The tale of burning Roman ships, thanks to the inventions of Archimedes, inspired the movie Cabiria by Giovanni Pastrone, the great epic Italian film dated 1914 with lyrics and screenplay by Gabriele D'Annunzio, the first movie in history to be screened at the White House. In Cabiria it is shown the destruction of the Roman ships with burning mirrors of Archimedes, thus helping to make real the event in the collective imagination. What is really interesting about this section of the film is the didactic explanation that is done when Archimedes shows the use of a burning mirror model to experimentally verify his intuition. That sequence, from which I report here a few frames, explains better than thousand words the principle that stands at the basis of each solar concentrator. It must be said that an experiment was actually conducted in 1973 by the Greek scientist Ioannis Sakkas to check the veracity of the legend of Archimedes’s burning mirrors; to this end he has used 70 copper coated mirrors, the size of about 1 m to 1.5 m each, to concentrate sunrays. What occurred was that, by pointing the mirrors in a single point of a reproduction plywood of a Roman warship, placed at a distance of about 50 m, it took actually fire in a few seconds (²).

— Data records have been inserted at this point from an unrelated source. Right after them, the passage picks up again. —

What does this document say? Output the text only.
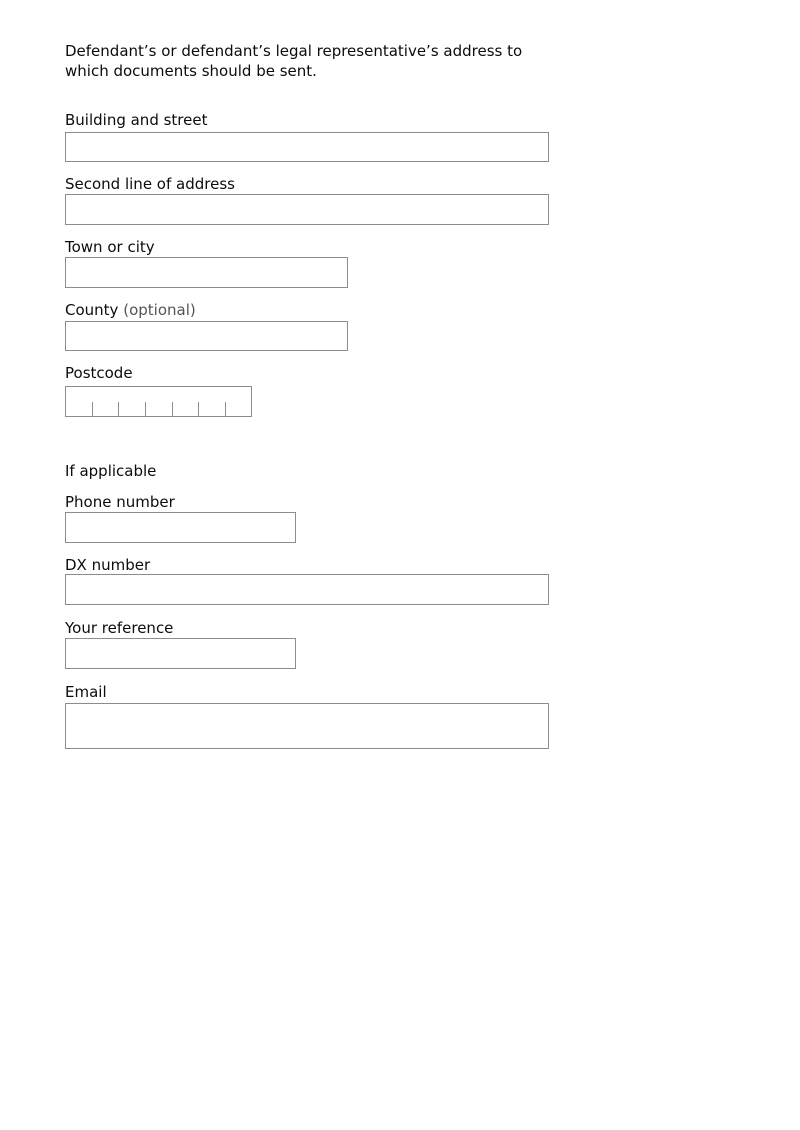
Defendant’s or defendant’s legal representative’s address to which documents should be sent.
Building and street
Second line of address
Town or city
County (optional)
Postcode
If applicable
Phone number
DX number
Your reference
Email
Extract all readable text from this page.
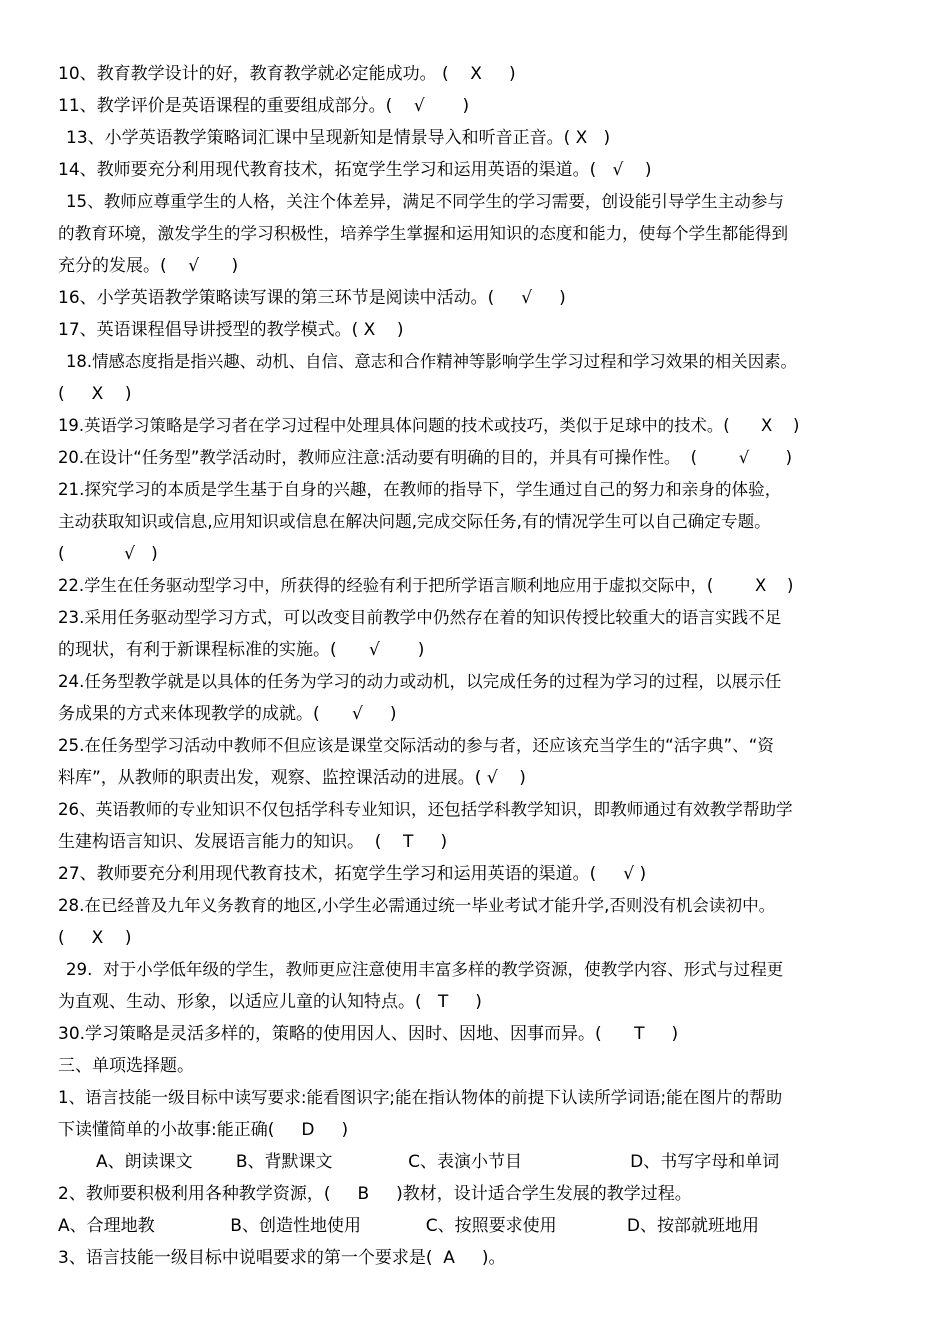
10、教育教学设计的好，教育教学就必定能成功。 (    X     )
11、教学评价是英语课程的重要组成部分。(    √       )
13、小学英语教学策略词汇课中呈现新知是情景导入和听音正音。( X   )
14、教师要充分利用现代教育技术，拓宽学生学习和运用英语的渠道。(   √    )
15、教师应尊重学生的人格，关注个体差异，满足不同学生的学习需要，创设能引导学生主动参与
的教育环境，激发学生的学习积极性，培养学生掌握和运用知识的态度和能力，使每个学生都能得到
充分的发展。(    √      )
16、小学英语教学策略读写课的第三环节是阅读中活动。(     √     )
17、英语课程倡导讲授型的教学模式。( X    )
18.情感态度指是指兴趣、动机、自信、意志和合作精神等影响学生学习过程和学习效果的相关因素。
(     X    )
19.英语学习策略是学习者在学习过程中处理具体问题的技术或技巧，类似于足球中的技术。(      X    )
20.在设计“任务型”教学活动时，教师应注意:活动要有明确的目的，并具有可操作性。  (        √       )
21.探究学习的本质是学生基于自身的兴趣，在教师的指导下，学生通过自己的努力和亲身的体验，
主动获取知识或信息,应用知识或信息在解决问题,完成交际任务,有的情况学生可以自己确定专题。
(           √   )
22.学生在任务驱动型学习中，所获得的经验有利于把所学语言顺利地应用于虚拟交际中，(        X    )
23.采用任务驱动型学习方式，可以改变目前教学中仍然存在着的知识传授比较重大的语言实践不足
的现状，有利于新课程标准的实施。(      √       )
24.任务型教学就是以具体的任务为学习的动力或动机，以完成任务的过程为学习的过程，以展示任
务成果的方式来体现教学的成就。(      √     )
25.在任务型学习活动中教师不但应该是课堂交际活动的参与者，还应该充当学生的“活字典”、“资
料库”，从教师的职责出发，观察、监控课活动的进展。( √    )
26、英语教师的专业知识不仅包括学科专业知识，还包括学科教学知识，即教师通过有效教学帮助学
生建构语言知识、发展语言能力的知识。  (    T     )
27、教师要充分利用现代教育技术，拓宽学生学习和运用英语的渠道。(     √ )
28.在已经普及九年义务教育的地区,小学生必需通过统一毕业考试才能升学,否则没有机会读初中。
(     X    )
29.  对于小学低年级的学生，教师更应注意使用丰富多样的教学资源，使教学内容、形式与过程更
为直观、生动、形象，以适应儿童的认知特点。(   T     )
30.学习策略是灵活多样的，策略的使用因人、因时、因地、因事而异。(      T     )
三、单项选择题。
1、语言技能一级目标中读写要求:能看图识字;能在指认物体的前提下认读所学词语;能在图片的帮助
下读懂简单的小故事:能正确(     D     )
A、朗读课文        B、背默课文              C、表演小节目                    D、书写字母和单词
2、教师要积极利用各种教学资源，(     B     )教材，设计适合学生发展的教学过程。
A、合理地教              B、创造性地使用            C、按照要求使用             D、按部就班地用
3、语言技能一级目标中说唱要求的第一个要求是(  A     )。
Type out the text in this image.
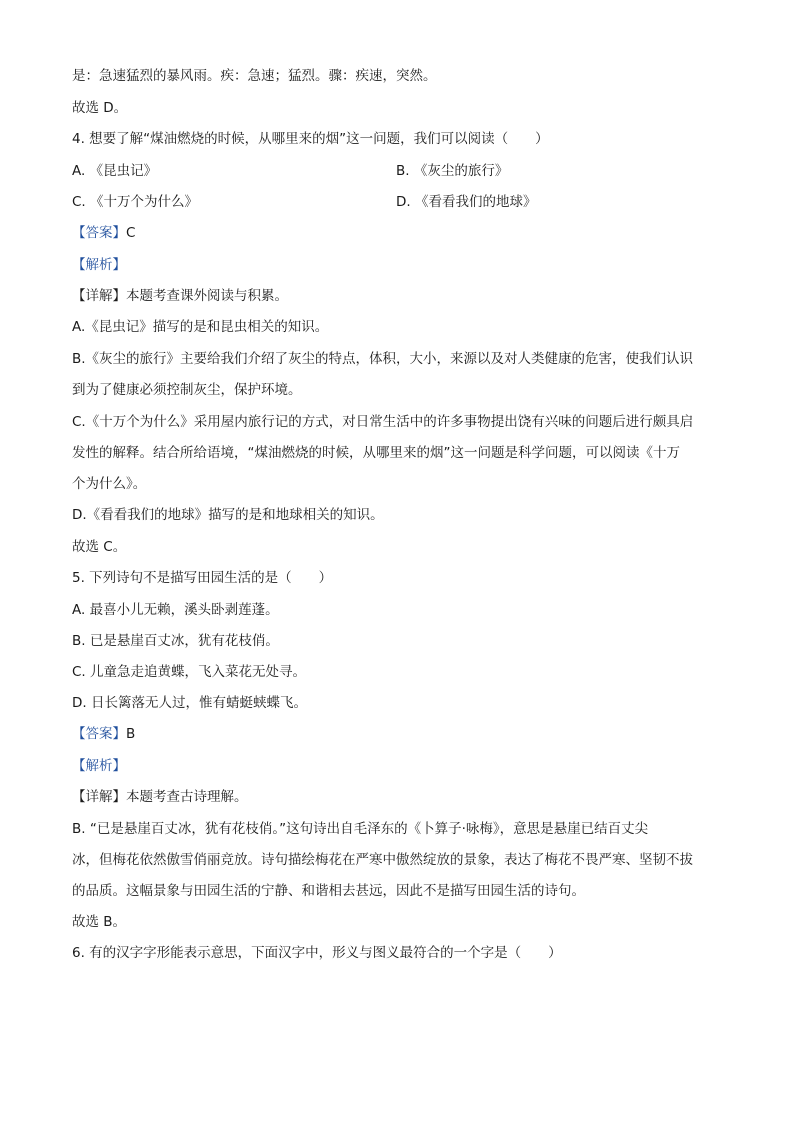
是：急速猛烈的暴风雨。疾：急速；猛烈。骤：疾速，突然。
故选 D。
4. 想要了解“煤油燃烧的时候，从哪里来的烟”这一问题，我们可以阅读（　　）
A. 《昆虫记》	B. 《灰尘的旅行》
C. 《十万个为什么》	D. 《看看我们的地球》
【答案】C
【解析】
【详解】本题考查课外阅读与积累。
A.《昆虫记》描写的是和昆虫相关的知识。
B.《灰尘的旅行》主要给我们介绍了灰尘的特点，体积，大小，来源以及对人类健康的危害，使我们认识
到为了健康必须控制灰尘，保护环境。
C.《十万个为什么》采用屋内旅行记的方式，对日常生活中的许多事物提出饶有兴味的问题后进行颇具启
发性的解释。结合所给语境，“煤油燃烧的时候，从哪里来的烟”这一问题是科学问题，可以阅读《十万
个为什么》。
D.《看看我们的地球》描写的是和地球相关的知识。
故选 C。
5. 下列诗句不是描写田园生活的是（　　）
A. 最喜小儿无赖，溪头卧剥莲蓬。
B. 已是悬崖百丈冰，犹有花枝俏。
C. 儿童急走追黄蝶，飞入菜花无处寻。
D. 日长篱落无人过，惟有蜻蜓蛱蝶飞。
【答案】B
【解析】
【详解】本题考查古诗理解。
B. “已是悬崖百丈冰，犹有花枝俏。”这句诗出自毛泽东的《卜算子·咏梅》，意思是悬崖已结百丈尖
冰，但梅花依然傲雪俏丽竞放。诗句描绘梅花在严寒中傲然绽放的景象，表达了梅花不畏严寒、坚韧不拔
的品质。这幅景象与田园生活的宁静、和谐相去甚远，因此不是描写田园生活的诗句。
故选 B。
6. 有的汉字字形能表示意思，下面汉字中，形义与图义最符合的一个字是（　　）
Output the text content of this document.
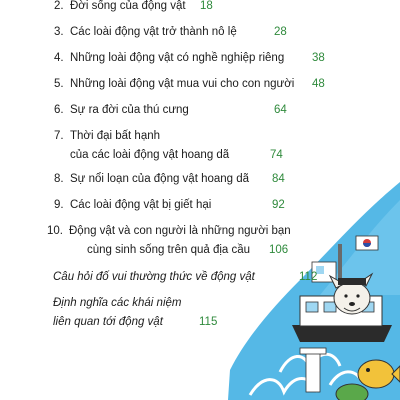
2. Đời sống của động vật 18
3. Các loài động vật trở thành nô lệ	28
4. Những loài động vật có nghề nghiệp riêng 38
5. Những loài động vật mua vui cho con người 48
6. Sự ra đời của thú cưng	64
7. Thời đại bất hạnh
của các loài động vật hoang dã	74
8. Sự nổi loạn của động vật hoang dã 84
9. Các loài động vật bị giết hại	92
10. Động vật và con người là những người bạn
cùng sinh sống trên quả địa cầu 106
Câu hỏi đố vui thường thức về động vật	112
Định nghĩa các khái niệm
liên quan tới động vật	115
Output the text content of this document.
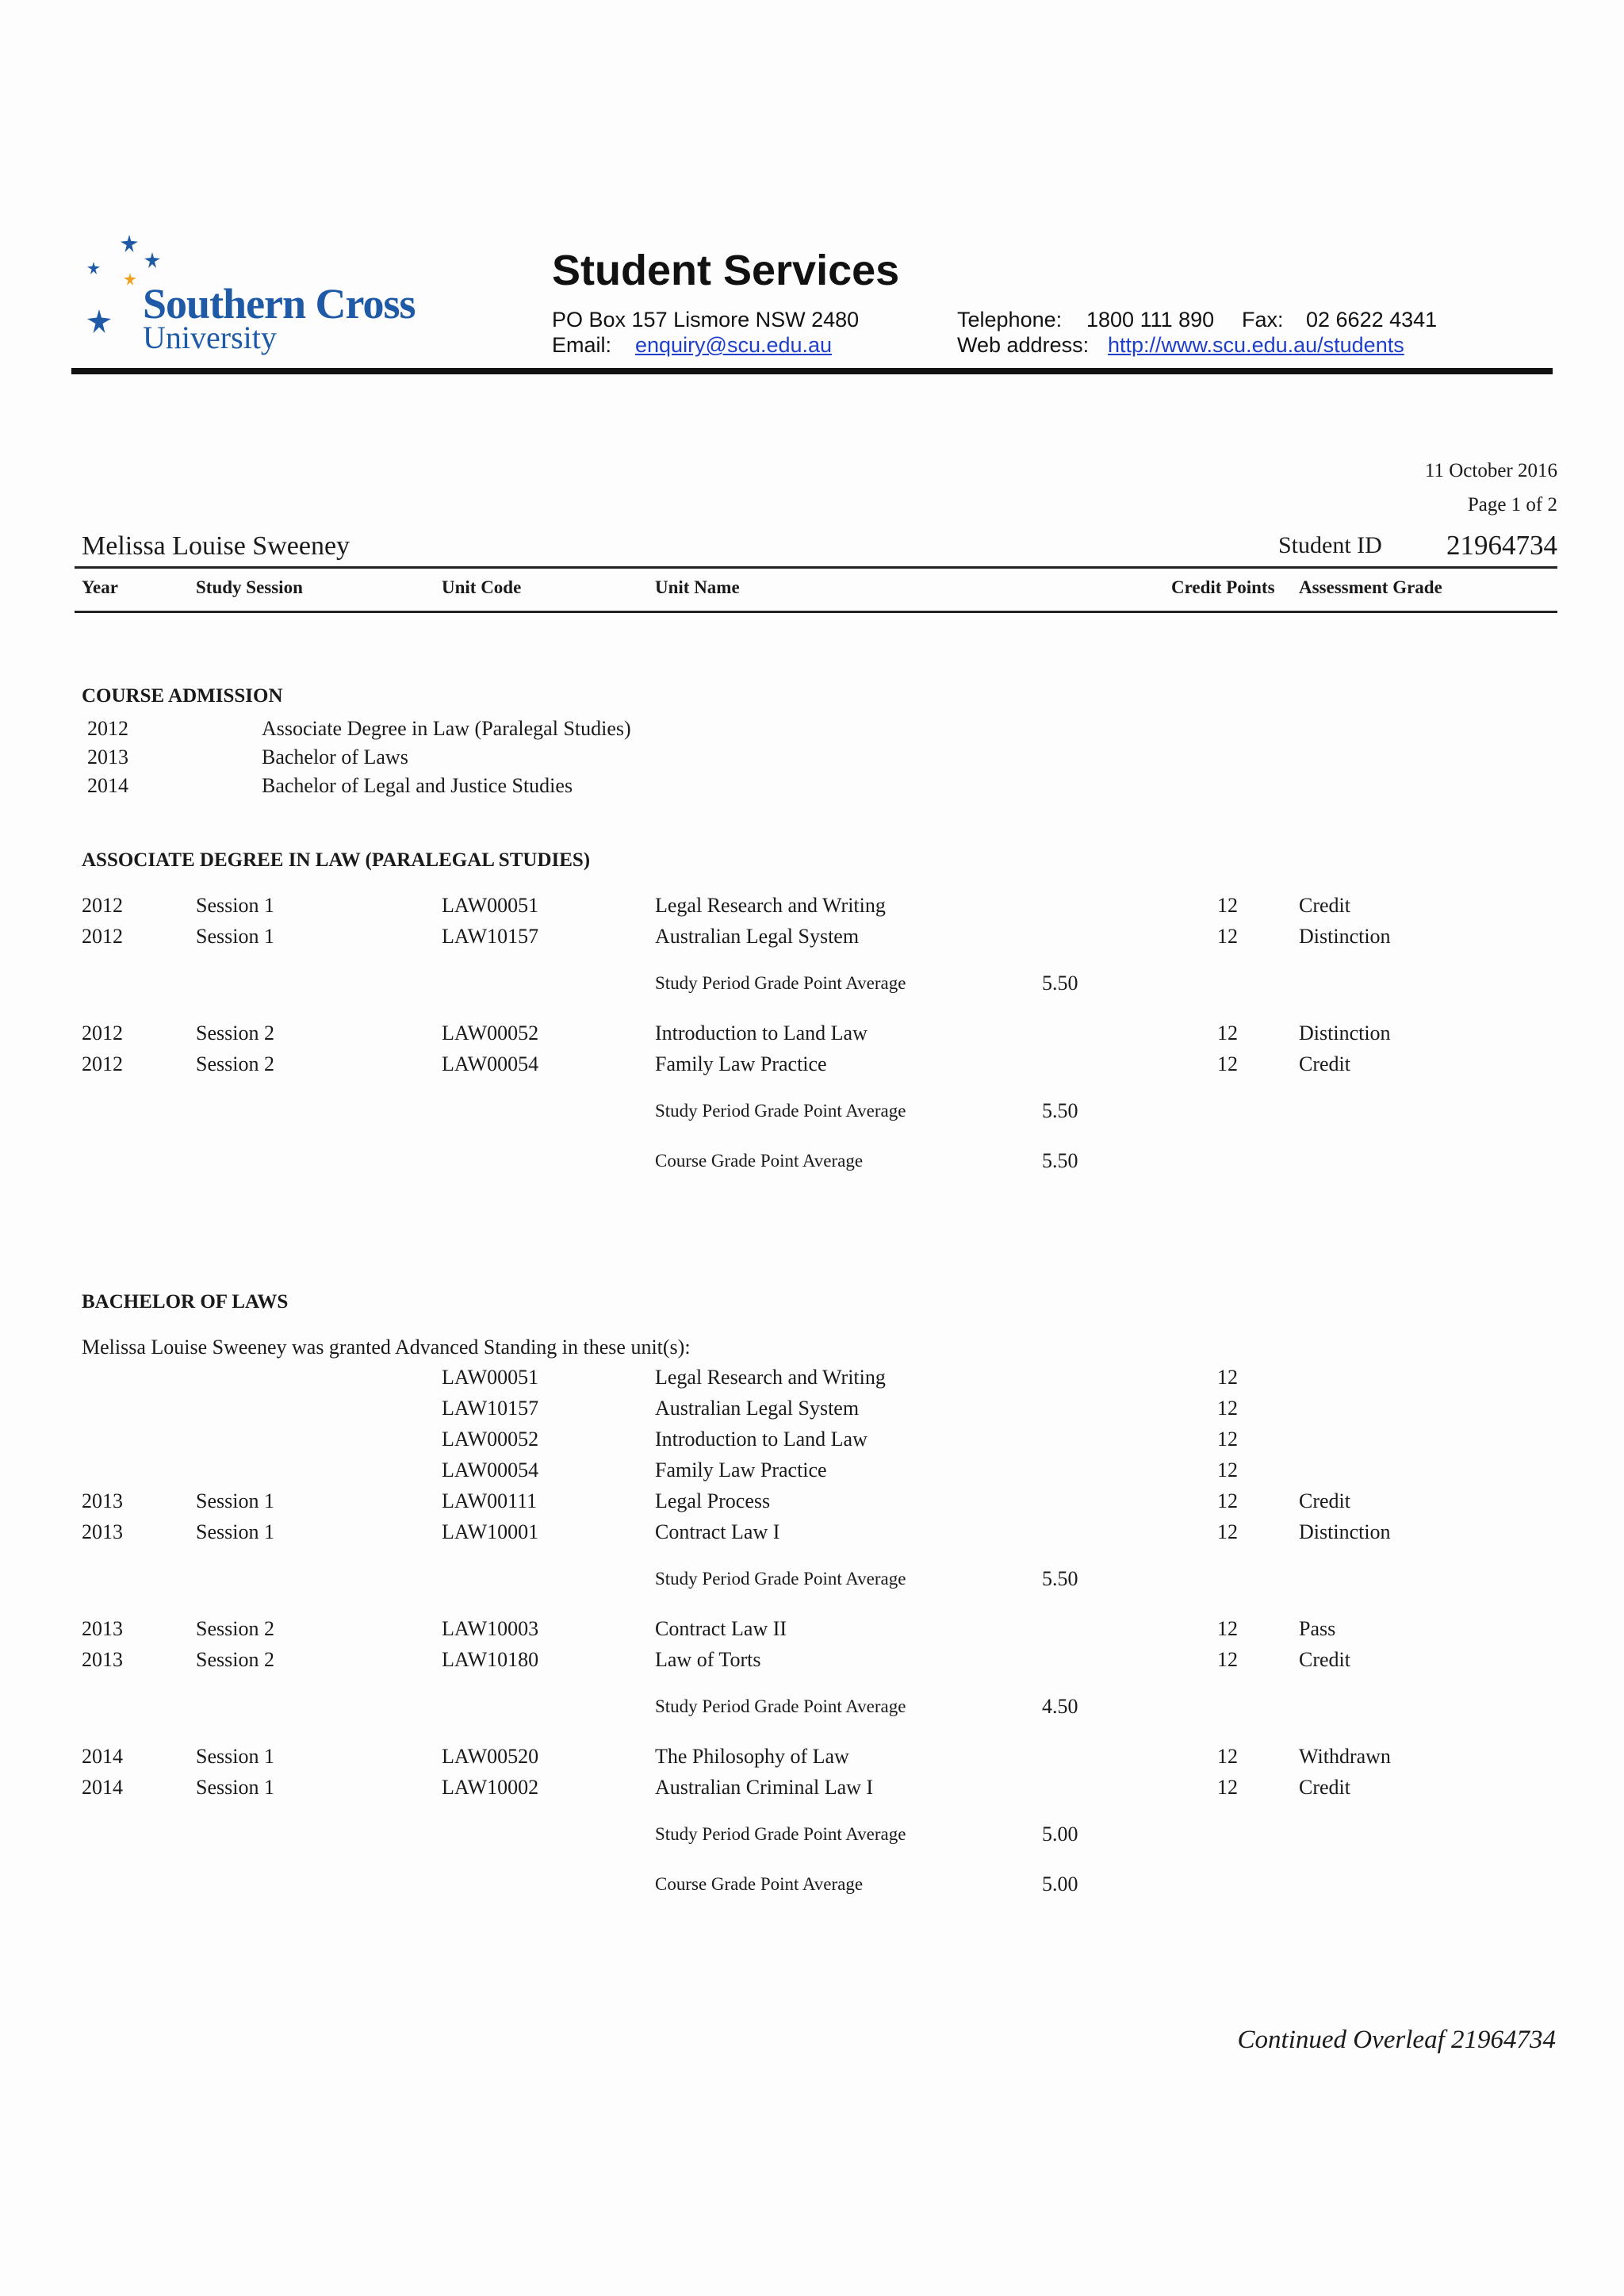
Southern Cross
University
Student Services
PO Box 157 Lismore NSW 2480
Email: enquiry@scu.edu.au
Telephone: 1800 111 890 Fax: 02 6622 4341
Web address: http://www.scu.edu.au/students
11 October 2016
Page 1 of 2
Melissa Louise Sweeney	Student ID 21964734
Year	Study Session	Unit Code	Unit Name	Credit Points Assessment Grade
COURSE ADMISSION
2012	Associate Degree in Law (Paralegal Studies)
2013	Bachelor of Laws
2014	Bachelor of Legal and Justice Studies
ASSOCIATE DEGREE IN LAW (PARALEGAL STUDIES)
2012	Session 1	LAW00051	Legal Research and Writing	12	Credit
2012	Session 1	LAW10157	Australian Legal System	12	Distinction
Study Period Grade Point Average	5.50
2012	Session 2	LAW00052	Introduction to Land Law	12	Distinction
2012	Session 2	LAW00054	Family Law Practice	12	Credit
Study Period Grade Point Average	5.50
Course Grade Point Average	5.50
BACHELOR OF LAWS
Melissa Louise Sweeney was granted Advanced Standing in these unit(s):
LAW00051	Legal Research and Writing	12
LAW10157	Australian Legal System	12
LAW00052	Introduction to Land Law	12
LAW00054	Family Law Practice	12
2013	Session 1	LAW00111	Legal Process	12	Credit
2013	Session 1	LAW10001	Contract Law I	12	Distinction
Study Period Grade Point Average	5.50
2013	Session 2	LAW10003	Contract Law II	12	Pass
2013	Session 2	LAW10180	Law of Torts	12	Credit
Study Period Grade Point Average	4.50
2014	Session 1	LAW00520	The Philosophy of Law	12	Withdrawn
2014	Session 1	LAW10002	Australian Criminal Law I	12	Credit
Study Period Grade Point Average	5.00
Course Grade Point Average	5.00
Continued Overleaf 21964734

Archimedes experiences its idea of concentration of solar rays by means of a model made of 5 movable mirrors.
(Frames from the film Cabiria by G. Pastrone, 1914).
Archimedes experiences its idea of concentration of solar rays by means of a model made of 5 movable mirrors.
(Frames from the film Cabiria by G. Pastrone, 1914).
Focusing the light reflected from 5 mirrors in a small area of a canvas, Archimedes manages to burn it, demonstrating (cinematically, of course) that his intuition had foundation.
(Frames from the film Cabiria by G. Pastrone, 1914).
Focusing the light reflected from 5 mirrors in a small area of a canvas, Archimedes manages to burn it, demonstrating (cinematically, of course) that his intuition had foundation.
(Frames from the film Cabiria by G. Pastrone, 1914).
Roman ships set on fire by the burning mirror of Archimedes.
(Frames from the film Cabiria by G. Pastrone, 1914).